George Carlin said it best, “the people that run this country dont want smart, free-thinking citizens, they want obedient workers.” Thats what theyre getting…

Nullo's avatar

Law is there to put teeth into societal expectations. We can’t really agree on more than a handful of those.
Anyway, I think that there’s a lot in law that used to be handled by culture, back before it was beaten into permissiveness.

iamthemob's avatar

@Nullo – and once we get rid of legislation that privileges/criminalizes certain moral behavior, we’ll be left with unrestricted moral choice and the actions and interactions of individuals in their relationships with each other will end up succeeding based on whether or not they make people happy and productive.

Imagine a world where behavior is judged solely on whether it actually produces a harm free from the shackles of law, regulation, and Christian shame. The horror. ;-)

Nullo's avatar

@iamthemob I do not see that as an improvement. It’s fine if you’re a Utilitarian, but a lot of us aren’t. Harm is not the greatest evil.

iamthemob's avatar

@Nullo – Maybe not – but I bet if you ask 100 people what the greatest evil was, you’d get about a hundred answers. ;-)

Nullo's avatar

@iamthemob Which is why a common moral standard is so very, very important.

iamthemob's avatar

@Nullo – The fact that we don’t agree on what the greatest evils are doesn’t mean that we don’t have overlapping and near-identical general moral standards. Common moral standards end up being ideological and often contradictory in the end. Most of the “morally debatable” issues that we face are a product of ideologies rather than any real observable harm, or attribute the harm based on the ideologies rather than actual analysis.

It’s exactly why common moral standards often lead to inappropriately invasive legislation trying to “control” behavior.

MissAnthrope's avatar

One thing I hate about America is the ‘nanny state’ of things, where the government tries to make everyone ‘safe’, from… well.. everything. I feel very strongly that the last thing we need is more laws to control people’s behaviors, particularly if these behaviors are only harmful to the individual doing them.
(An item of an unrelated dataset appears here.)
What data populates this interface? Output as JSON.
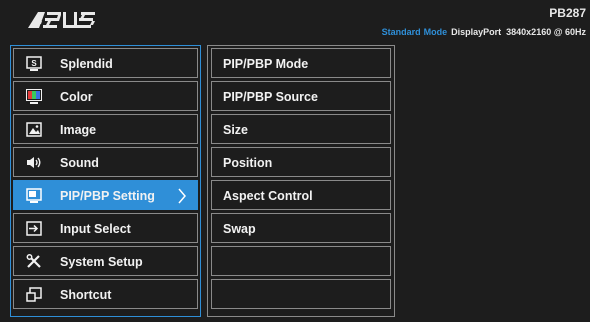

If I want to smoke, or be fat, or do drugs, I will absolutely do that. Why? Because it’s my damn body and the government has no say whatsoever over what I do with chez moi.

In Italy, I love that there aren’t warning signs all over the place, that the government doesn’t try to hold your hand and treat you like an imbecile who is going to get injured out of sheer stupidity. I like that they assume, when approaching a cliff, that you’re smart enough to recognize if you go to the edge, there’s a chance you might fall off.

I’m for fewer laws, more individuality, and more natural selection.

Ltryptophan's avatar

@iamthemob I’m interested in what you mean by this sentence:

It’s exactly why common moral standards often lead to inappropriately invasive legislation trying to “control” behavior.

Please elaborate…

iamthemob's avatar

“We don’t think people should drink” is perhaps the best one. The sentiment was so great that a Constitutional amendment was passed banning it.

Of course, a few years later, that amendment was…well…amended away as it just pushed underground and, essentially, created organized crime as the families suddenly had a boom industry to run.

It’s the moral standards about how people should live their lives that end up creating the problem – and also what consenting adults should do with each other. They are, most of the time, decent standards to adhere to – but criminalizing them is always problematic.